Both our study and Roth et. al’s found that amotivation was more strongly related to VS morphology in the right hemisphere versus the left. The reason for this laterality effect remains unclear. Evidence suggest that DA release in the right VS may be more strongly related to processing of un-expected monetary rewards⁶⁵. Moreover, functional connectivity data suggests that the left VS may be more strongly related to internally directed processes (i.e., saliency and self-control), while the right VS may be related to externally directed processes (i.e., action/attention toward behavioural contingencies)⁶⁶. Interestingly, reduced glucose metabolism in the right VS, but not the left, is predictive of increased amotivation after deep-brain stimulation of the subthalamic nucleus in Parkinson’s disease⁶⁷. Collectively, we tentatively speculate that the right VS may be more strongly related to motivated behaviour (i.e., translating reward contingencies into action).
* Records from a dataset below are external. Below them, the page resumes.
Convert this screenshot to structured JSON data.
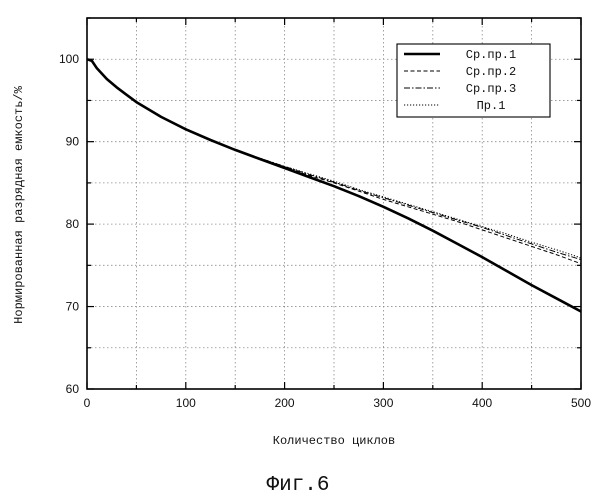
{
  "figure_caption": "Фиг.6",
  "chart_data": {
    "type": "line",
    "xlabel": "Количество циклов",
    "ylabel": "Нормированная разрядная емкость/%",
    "xlim": [
      0,
      500
    ],
    "ylim": [
      60,
      105
    ],
    "x_ticks": [
      0,
      100,
      200,
      300,
      400,
      500
    ],
    "y_ticks": [
      60,
      70,
      80,
      90,
      100
    ],
    "grid": true,
    "legend_position": "top-right",
    "series": [
      {
        "name": "Ср.пр.1",
        "style": "solid-thick",
        "color": "#000000",
        "x": [
          0,
          5,
          10,
          20,
          30,
          50,
          75,
          100,
          125,
          150,
          175,
          200,
          225,
          250,
          275,
          300,
          325,
          350,
          375,
          400,
          425,
          450,
          475,
          500
        ],
        "y": [
          100,
          99.8,
          98.9,
          97.6,
          96.6,
          94.8,
          93.0,
          91.5,
          90.2,
          89.0,
          87.9,
          86.8,
          85.7,
          84.6,
          83.4,
          82.1,
          80.7,
          79.2,
          77.6,
          76.0,
          74.3,
          72.6,
          71.0,
          69.4
        ]
      },
      {
        "name": "Ср.пр.2",
        "style": "dashed",
        "color": "#000000",
        "x": [
          0,
          5,
          10,
          20,
          30,
          50,
          75,
          100,
          125,
          150,
          175,
          200,
          225,
          250,
          275,
          300,
          325,
          350,
          375,
          400,
          425,
          450,
          475,
          500
        ],
        "y": [
          100,
          99.8,
          98.9,
          97.6,
          96.6,
          94.8,
          93.0,
          91.5,
          90.2,
          89.0,
          87.9,
          86.9,
          85.9,
          85.0,
          84.0,
          83.0,
          82.1,
          81.2,
          80.3,
          79.3,
          78.3,
          77.3,
          76.3,
          75.2
        ]
      },
      {
        "name": "Ср.пр.3",
        "style": "dash-dot",
        "color": "#000000",
        "x": [
          0,
          5,
          10,
          20,
          30,
          50,
          75,
          100,
          125,
          150,
          175,
          200,
          225,
          250,
          275,
          300,
          325,
          350,
          375,
          400,
          425,
          450,
          475,
          500
        ],
        "y": [
          100,
          99.8,
          98.9,
          97.6,
          96.6,
          94.8,
          93.0,
          91.5,
          90.2,
          89.0,
          88.0,
          87.0,
          86.0,
          85.1,
          84.1,
          83.2,
          82.3,
          81.4,
          80.5,
          79.6,
          78.6,
          77.6,
          76.6,
          75.7
        ]
      },
      {
        "name": "Пр.1",
        "style": "dotted",
        "color": "#000000",
        "x": [
          0,
          5,
          10,
          20,
          30,
          50,
          75,
          100,
          125,
          150,
          175,
          200,
          225,
          250,
          275,
          300,
          325,
          350,
          375,
          400,
          425,
          450,
          475,
          500
        ],
        "y": [
          100,
          99.8,
          98.9,
          97.6,
          96.6,
          94.8,
          93.0,
          91.5,
          90.2,
          89.0,
          88.0,
          87.0,
          86.1,
          85.2,
          84.2,
          83.3,
          82.4,
          81.5,
          80.6,
          79.7,
          78.8,
          77.8,
          76.9,
          75.9
        ]
      }
    ]
  }
}
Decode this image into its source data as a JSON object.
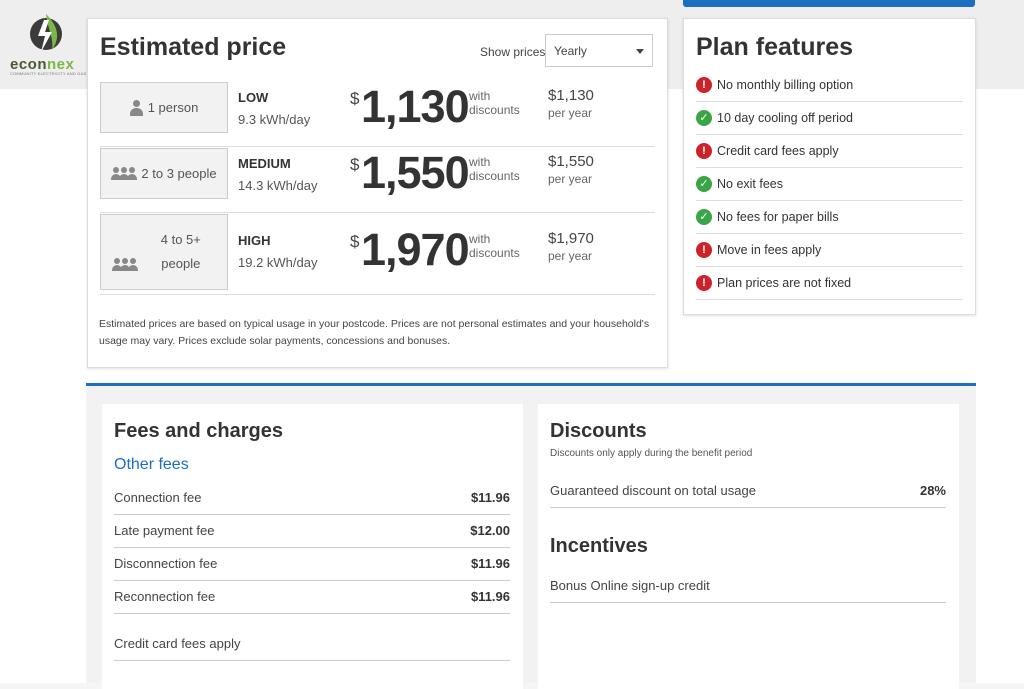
{
  "header": {
    "brand_name_a": "econ",
    "brand_name_b": "nex",
    "brand_tagline": "COMMUNITY ELECTRICITY AND GAS",
    "accent_color": "#1a6fc0"
  },
  "estimate": {
    "title": "Estimated price",
    "show_prices_label": "Show prices:",
    "show_prices_value": "Yearly",
    "rows": [
      {
        "household": "1 person",
        "level": "LOW",
        "usage": "9.3 kWh/day",
        "currency": "$",
        "price": "1,130",
        "with_text": "with discounts",
        "yearly": "$1,130",
        "per": "per year"
      },
      {
        "household": "2 to 3 people",
        "level": "MEDIUM",
        "usage": "14.3 kWh/day",
        "currency": "$",
        "price": "1,550",
        "with_text": "with discounts",
        "yearly": "$1,550",
        "per": "per year"
      },
      {
        "household": "4 to 5+ people",
        "level": "HIGH",
        "usage": "19.2 kWh/day",
        "currency": "$",
        "price": "1,970",
        "with_text": "with discounts",
        "yearly": "$1,970",
        "per": "per year"
      }
    ],
    "disclaimer": "Estimated prices are based on typical usage in your postcode. Prices are not personal estimates and your household's usage may vary. Prices exclude solar payments, concessions and bonuses."
  },
  "features": {
    "title": "Plan features",
    "items": [
      {
        "label": "No monthly billing option",
        "status": "bad",
        "icon": "alert-icon"
      },
      {
        "label": "10 day cooling off period",
        "status": "good",
        "icon": "check-icon"
      },
      {
        "label": "Credit card fees apply",
        "status": "bad",
        "icon": "alert-icon"
      },
      {
        "label": "No exit fees",
        "status": "good",
        "icon": "check-icon"
      },
      {
        "label": "No fees for paper bills",
        "status": "good",
        "icon": "check-icon"
      },
      {
        "label": "Move in fees apply",
        "status": "bad",
        "icon": "alert-icon"
      },
      {
        "label": "Plan prices are not fixed",
        "status": "bad",
        "icon": "alert-icon"
      }
    ]
  },
  "fees": {
    "title": "Fees and charges",
    "subtitle": "Other fees",
    "rows": [
      {
        "label": "Connection fee",
        "value": "$11.96"
      },
      {
        "label": "Late payment fee",
        "value": "$12.00"
      },
      {
        "label": "Disconnection fee",
        "value": "$11.96"
      },
      {
        "label": "Reconnection fee",
        "value": "$11.96"
      }
    ],
    "note": "Credit card fees apply"
  },
  "discounts": {
    "title": "Discounts",
    "subtitle": "Discounts only apply during the benefit period",
    "rows": [
      {
        "label": "Guaranteed discount on total usage",
        "value": "28%"
      }
    ],
    "incentives_title": "Incentives",
    "incentives": [
      {
        "label": "Bonus Online sign-up credit"
      }
    ]
  }
}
However, larger studies are needed to clarify the role of VS laterality on amotivation in healthy persons and those with neuropsychiatric diseases.

There are several limitations. First, included patients were ≥50 years of age. While our findings replicate those observed in younger patients, the generalizability of our findings may still be limited. Our assessment of motivational deficits was incomplete: only clinician rated and evaluating a single domain (i.e., social amotivation). Future studies should employ multiple measures of amotivation, including objective task measures⁷. Future studies should include matched healthy controls to fully characterize how differences in VS volume may relate to differences in motivation. Finally, while our estimate of antipsychotic D_2/3R blockade is superior to estimated chlorpromazine dose-equivalents, patients did not provide a true baseline PET scan. In the Supplementary Material, we provide our main analyses of interest using chlorpromazine equivalents instead of occupancy to allow comparison with future studies that may use this measure. Prospective longitudinal PET studies including neuroleptic naïve patients could examine the relationships between D_2/3R blockade, amotivation, and brain morphology. Finally, the variables included in our regression models were based on previous work, and were a priori. Studies with larger sample sizes and sufficient statistical power should explore whether other variables may mediate the relationship between amotivation and VS volume in schizophrenia.

Our data suggests reduced VS volumes are associated with amotivation in elderly patients with schizophrenia. This relationship was not found to be significantly related to striatal D_2/3R blockade by antipsychotics. Our findings add to a growing literature aimed at better understanding the neural correlates of amotivation in schizophrenia. These findings may help guide novel treatments for this currently unamenable, debilitating symptom.